Наверху, на узкой галерее, похожей скорее на карниз для голубей, теснились, хватая ртом спертый воздух, человек двадцать-тридцать; они невольно толкали друг друга локтями и тщетно пытались разглядеть участников ассамблеи через четыре полуметровых оконца, напоминавшие амбразуры. Галерея не была предназначена для такого количества людей; там вполне могли с удобством устроиться несколько придворных секретарей, но не толпа жадных репортеров.
– А ведь я сам попросил, чтобы меня послали в эту чертову дыру! – простонал Брелавай. – Вот и томлюсь, как гусь в духовке!

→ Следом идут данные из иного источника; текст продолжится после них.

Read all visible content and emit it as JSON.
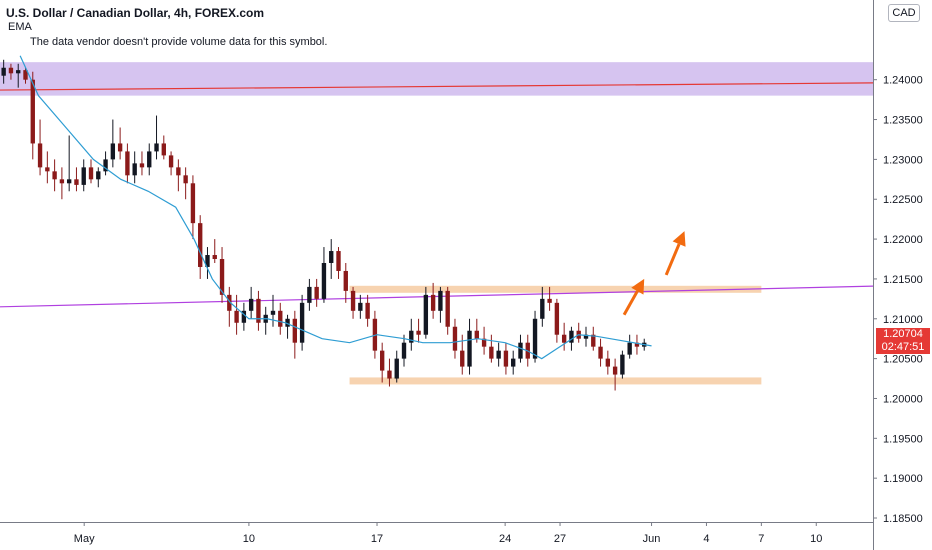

Чтобы попасть сюда, ему пришлось оформить специальный пропуск, на котором поставили свои подписи и печати шесть крупных чиновников – представители цензуры, полиции, королевской стражи и так далее; кроме того, разрешение на этот пропуск стоило немалых хлопот руководству той довольно скандальной газетенки, печатавшей дворцовые и столичные сплетни, с которой сотрудничал Брелавай. Френин получил пропуск благодаря тому, что писал для католического ежемесячного журнала, специализировавшегося на публикации приходских новостей и материалов, будивших вдохновение у местных проповедников. У Итале был пропуск от «Новесма верба». Остальные собравшиеся на балконе были репортерами правительственного «Курьера-Меркурия» или же просто наблюдателями из числа приближенных великой герцогини, которые пожелали попасть сюда исключительно из любопытства или из ощущения собственной важности. Александр Карантай стоял рядом с Итале и словно завороженный следил за странными, какими-то рубящими движениями длинного подбородка великой герцогини, пока та читала свое приветствие. Роман Карантая «Молодой Лийве», опубликованный этой весной, вызвал небывалый интерес, а сам он стал чем-то вроде национального героя. Венское правительство подобных «национальных героев» терпеть не могло, однако старалось в такие дела не вмешиваться. Карантаю получить пропуск, подписанный премьер-министром Корнелиусом, оказалось очень легко: он всего лишь попросил об этом.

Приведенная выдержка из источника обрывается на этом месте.